Integra Abogados recomienda que se solicite un presupuesto detallado a la empresa que va a realizar las obras de reforma y que dicho presupuesto sea firmado por ambas partes, exigiendo siempre la emisión de la correspondiente factura a la empresa constructora y conservando el justificante bancario del pago de la misma. “Una vez terminada la obra, el arrendatario podría solicitar al arrendador la visita e inspección de la obra y la firma de un documento de aceptación y conformidad con las obras como si de un acta de recepción se tratara”, prosigue este especialista.

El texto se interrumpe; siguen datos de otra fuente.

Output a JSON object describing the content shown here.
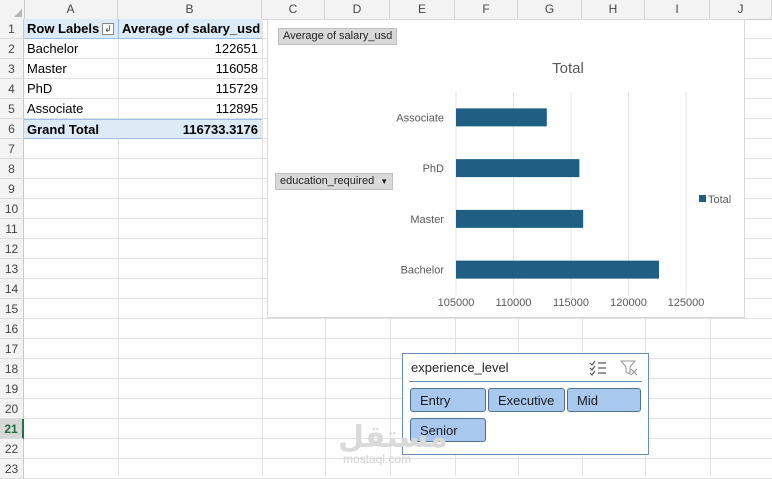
{
  "columns": [
    "A",
    "B",
    "C",
    "D",
    "E",
    "F",
    "G",
    "H",
    "I",
    "J"
  ],
  "rows": [
    "1",
    "2",
    "3",
    "4",
    "5",
    "6",
    "7",
    "8",
    "9",
    "10",
    "11",
    "12",
    "13",
    "14",
    "15",
    "16",
    "17",
    "18",
    "19",
    "20",
    "21",
    "22",
    "23"
  ],
  "active_row": "21",
  "pivot": {
    "header_labels": "Row Labels",
    "header_value": "Average of salary_usd",
    "rows": [
      {
        "label": "Bachelor",
        "value": "122651"
      },
      {
        "label": "Master",
        "value": "116058"
      },
      {
        "label": "PhD",
        "value": "115729"
      },
      {
        "label": "Associate",
        "value": "112895"
      }
    ],
    "total_label": "Grand Total",
    "total_value": "116733.3176"
  },
  "chart": {
    "value_field_button": "Average of salary_usd",
    "axis_field_button": "education_required",
    "bar_color": "#1f5f84"
  },
  "chart_data": {
    "type": "bar",
    "orientation": "horizontal",
    "title": "Total",
    "categories": [
      "Associate",
      "PhD",
      "Master",
      "Bachelor"
    ],
    "series": [
      {
        "name": "Total",
        "values": [
          112895,
          115729,
          116058,
          122651
        ]
      }
    ],
    "xlim": [
      105000,
      125000
    ],
    "xticks": [
      105000,
      110000,
      115000,
      120000,
      125000
    ],
    "grid": true,
    "legend": "right"
  },
  "slicer": {
    "title": "experience_level",
    "multi_select_icon": "multi-select-icon",
    "clear_filter_icon": "clear-filter-icon",
    "items": [
      "Entry",
      "Executive",
      "Mid",
      "Senior"
    ]
  },
  "watermark": {
    "logo": "مستقل",
    "text": "mostaql.com"
  }
}
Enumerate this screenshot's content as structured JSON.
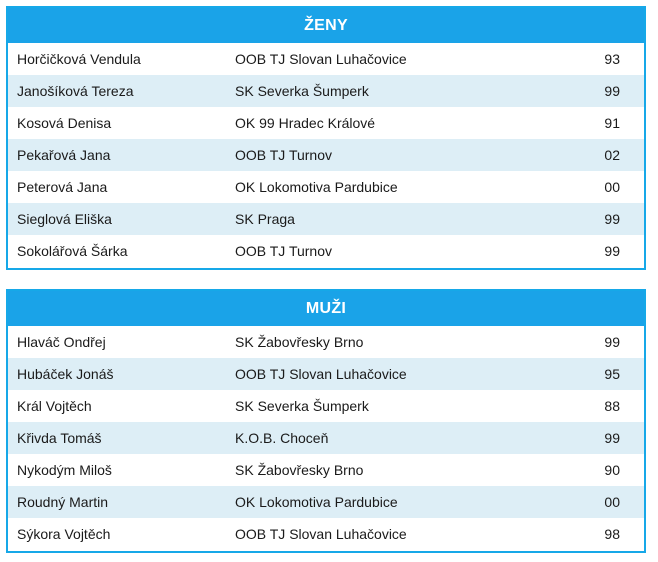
{
  "women": {
    "title": "ŽENY",
    "rows": [
      {
        "name": "Horčičková Vendula",
        "club": "OOB TJ Slovan Luhačovice",
        "year": "93"
      },
      {
        "name": "Janošíková Tereza",
        "club": "SK Severka Šumperk",
        "year": "99"
      },
      {
        "name": "Kosová Denisa",
        "club": "OK 99 Hradec Králové",
        "year": "91"
      },
      {
        "name": "Pekařová Jana",
        "club": "OOB TJ Turnov",
        "year": "02"
      },
      {
        "name": "Peterová Jana",
        "club": "OK Lokomotiva Pardubice",
        "year": "00"
      },
      {
        "name": "Sieglová Eliška",
        "club": "SK Praga",
        "year": "99"
      },
      {
        "name": "Sokolářová Šárka",
        "club": "OOB TJ Turnov",
        "year": "99"
      }
    ]
  },
  "men": {
    "title": "MUŽI",
    "rows": [
      {
        "name": "Hlaváč Ondřej",
        "club": "SK Žabovřesky Brno",
        "year": "99"
      },
      {
        "name": "Hubáček Jonáš",
        "club": "OOB TJ Slovan Luhačovice",
        "year": "95"
      },
      {
        "name": "Král Vojtěch",
        "club": "SK Severka Šumperk",
        "year": "88"
      },
      {
        "name": "Křivda Tomáš",
        "club": "K.O.B. Choceň",
        "year": "99"
      },
      {
        "name": "Nykodým Miloš",
        "club": "SK Žabovřesky Brno",
        "year": "90"
      },
      {
        "name": "Roudný Martin",
        "club": "OK Lokomotiva Pardubice",
        "year": "00"
      },
      {
        "name": "Sýkora Vojtěch",
        "club": "OOB TJ Slovan Luhačovice",
        "year": "98"
      }
    ]
  },
  "colors": {
    "header_bg": "#1aa3e8",
    "border": "#16a8e8",
    "alt_row_bg": "#ddeef6"
  }
}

Tampoco sobra recabar el proyecto de obras, el proyecto de ejecución o la memoria de calidades, entre otros documentos, y en todos, afirma, “es conveniente e incluso necesario obtener el consentimiento del arrendador por cualquier medio válido en Derecho”. Y siempre, formalizar un contrato que recogerá, como mínimo, el precio del arrendamiento, la forma de pago, cuestiones de índole tributaria, el precio de las obras de reforma según el presupuesto de la empresa constructora, si el reemplazo de la renta es total o parcial (en este caso cuánto se pagará en metálico), el plazo de duración de la sustitución y otros aspectos sobre la ejecución de la obra: cuánto durará, tasas, calidades, responsabilidades, garantías, etc.

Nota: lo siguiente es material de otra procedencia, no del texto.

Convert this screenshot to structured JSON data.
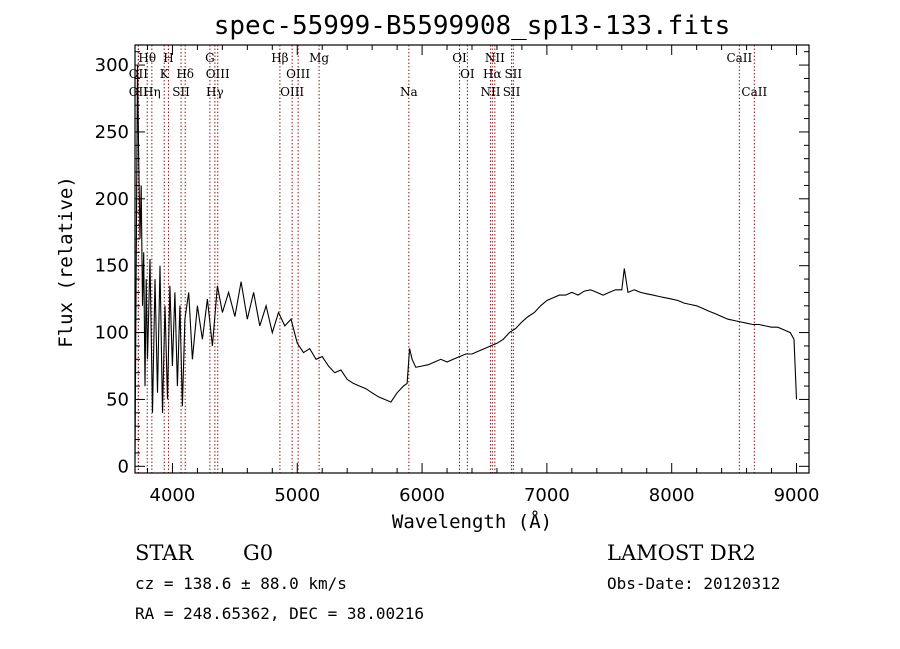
{
  "chart_data": {
    "type": "line",
    "title": "spec-55999-B5599908_sp13-133.fits",
    "xlabel": "Wavelength (Å)",
    "ylabel": "Flux (relative)",
    "xlim": [
      3700,
      9100
    ],
    "ylim": [
      -5,
      315
    ],
    "x_ticks": [
      "4000",
      "5000",
      "6000",
      "7000",
      "8000",
      "9000"
    ],
    "x_tick_values": [
      4000,
      5000,
      6000,
      7000,
      8000,
      9000
    ],
    "y_ticks": [
      "0",
      "50",
      "100",
      "150",
      "200",
      "250",
      "300"
    ],
    "y_tick_values": [
      0,
      50,
      100,
      150,
      200,
      250,
      300
    ],
    "grid": false,
    "legend": "none",
    "line_color": "#000000",
    "marker_color": "#8b1a1a",
    "series": [
      {
        "x": [
          3700,
          3710,
          3720,
          3730,
          3740,
          3750,
          3760,
          3770,
          3780,
          3790,
          3800,
          3820,
          3840,
          3860,
          3880,
          3900,
          3920,
          3940,
          3960,
          3980,
          4000,
          4020,
          4040,
          4060,
          4080,
          4100,
          4130,
          4160,
          4200,
          4240,
          4280,
          4320,
          4360,
          4400,
          4450,
          4500,
          4550,
          4600,
          4650,
          4700,
          4750,
          4800,
          4850,
          4900,
          4950,
          5000,
          5050,
          5100,
          5150,
          5200,
          5250,
          5300,
          5350,
          5400,
          5450,
          5500,
          5550,
          5600,
          5650,
          5700,
          5750,
          5800,
          5850,
          5880,
          5900,
          5920,
          5950,
          6000,
          6050,
          6100,
          6150,
          6200,
          6250,
          6300,
          6350,
          6400,
          6450,
          6500,
          6550,
          6600,
          6650,
          6700,
          6750,
          6800,
          6850,
          6900,
          6950,
          7000,
          7050,
          7100,
          7150,
          7200,
          7250,
          7300,
          7350,
          7400,
          7450,
          7500,
          7550,
          7600,
          7620,
          7650,
          7700,
          7750,
          7800,
          7850,
          7900,
          7950,
          8000,
          8050,
          8100,
          8150,
          8200,
          8250,
          8300,
          8350,
          8400,
          8450,
          8500,
          8550,
          8600,
          8650,
          8700,
          8750,
          8800,
          8850,
          8900,
          8950,
          8980,
          9000
        ],
        "y": [
          5,
          150,
          300,
          230,
          170,
          210,
          120,
          160,
          60,
          140,
          80,
          155,
          40,
          140,
          55,
          150,
          40,
          120,
          50,
          135,
          75,
          130,
          60,
          120,
          45,
          110,
          130,
          80,
          120,
          95,
          125,
          90,
          135,
          115,
          130,
          112,
          138,
          110,
          130,
          105,
          120,
          100,
          115,
          105,
          110,
          92,
          85,
          88,
          80,
          82,
          75,
          70,
          72,
          65,
          62,
          60,
          58,
          55,
          52,
          50,
          48,
          55,
          60,
          62,
          88,
          80,
          74,
          75,
          76,
          78,
          80,
          78,
          80,
          82,
          84,
          84,
          86,
          88,
          90,
          92,
          95,
          100,
          103,
          108,
          112,
          115,
          120,
          124,
          126,
          128,
          128,
          130,
          128,
          131,
          132,
          130,
          128,
          130,
          132,
          132,
          148,
          130,
          132,
          130,
          129,
          128,
          127,
          126,
          125,
          124,
          122,
          121,
          120,
          118,
          116,
          114,
          112,
          110,
          109,
          108,
          107,
          106,
          106,
          105,
          104,
          104,
          102,
          100,
          95,
          50
        ]
      }
    ],
    "lines": [
      {
        "name": "OII",
        "wave": 3727,
        "label_row": 2
      },
      {
        "name": "Hθ",
        "wave": 3798,
        "label_row": 1
      },
      {
        "name": "OII",
        "wave": 3727,
        "label_row": 3
      },
      {
        "name": "Hη",
        "wave": 3835,
        "label_row": 3
      },
      {
        "name": "K",
        "wave": 3934,
        "label_row": 2
      },
      {
        "name": "H",
        "wave": 3968,
        "label_row": 1
      },
      {
        "name": "SII",
        "wave": 4069,
        "label_row": 3
      },
      {
        "name": "Hδ",
        "wave": 4102,
        "label_row": 2
      },
      {
        "name": "G",
        "wave": 4300,
        "label_row": 1
      },
      {
        "name": "Hγ",
        "wave": 4340,
        "label_row": 3
      },
      {
        "name": "OIII",
        "wave": 4363,
        "label_row": 2
      },
      {
        "name": "Hβ",
        "wave": 4861,
        "label_row": 1
      },
      {
        "name": "OIII",
        "wave": 4959,
        "label_row": 3
      },
      {
        "name": "OIII",
        "wave": 5007,
        "label_row": 2
      },
      {
        "name": "Mg",
        "wave": 5175,
        "label_row": 1
      },
      {
        "name": "Na",
        "wave": 5894,
        "label_row": 3
      },
      {
        "name": "OI",
        "wave": 6300,
        "label_row": 1
      },
      {
        "name": "OI",
        "wave": 6363,
        "label_row": 2
      },
      {
        "name": "NII",
        "wave": 6548,
        "label_row": 3
      },
      {
        "name": "Hα",
        "wave": 6563,
        "label_row": 2
      },
      {
        "name": "NII",
        "wave": 6583,
        "label_row": 1
      },
      {
        "name": "SII",
        "wave": 6717,
        "label_row": 3
      },
      {
        "name": "SII",
        "wave": 6731,
        "label_row": 2
      },
      {
        "name": "CaII",
        "wave": 8542,
        "label_row": 1
      },
      {
        "name": "CaII",
        "wave": 8662,
        "label_row": 3
      }
    ]
  },
  "info": {
    "object_class": "STAR",
    "subclass": "G0",
    "survey": "LAMOST DR2",
    "redshift": "cz = 138.6 ± 88.0 km/s",
    "obs_date": "Obs-Date: 20120312",
    "coords": "RA = 248.65362, DEC =  38.00216"
  }
}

Estas recomendaciones ofrecidas por Integra Abogados excluyen el tipo de intercambio popularizado por los medios de comunicación en el que el autor de las obras es el propio inquilino tirando de tiempo y destrezas, al margen de las garantías que se puedan buscar en la intervención de una empresa especializada en construcción y reformas.

Las obras únicamente sustituyen al pago de la renta y nunca a las obligaciones tributarias de las partes, que siguen plenamente vigentes

Peces recuerda, para terminar, que las obras “únicamente sustituyen al pago de la renta” y nunca a las obligaciones tributarias de las partes, que siguen plenamente vigentes “y que deben cumplirse escrupulosamente aun cuando no se obtiene el precio de la renta en metálico”. Y sí, a la financiación del arrendamiento, las obras quedan a beneficio del inmueble “por lo que el arrendador no tiene que pagar al arrendatario y este nada puede reclamar al arrendador”.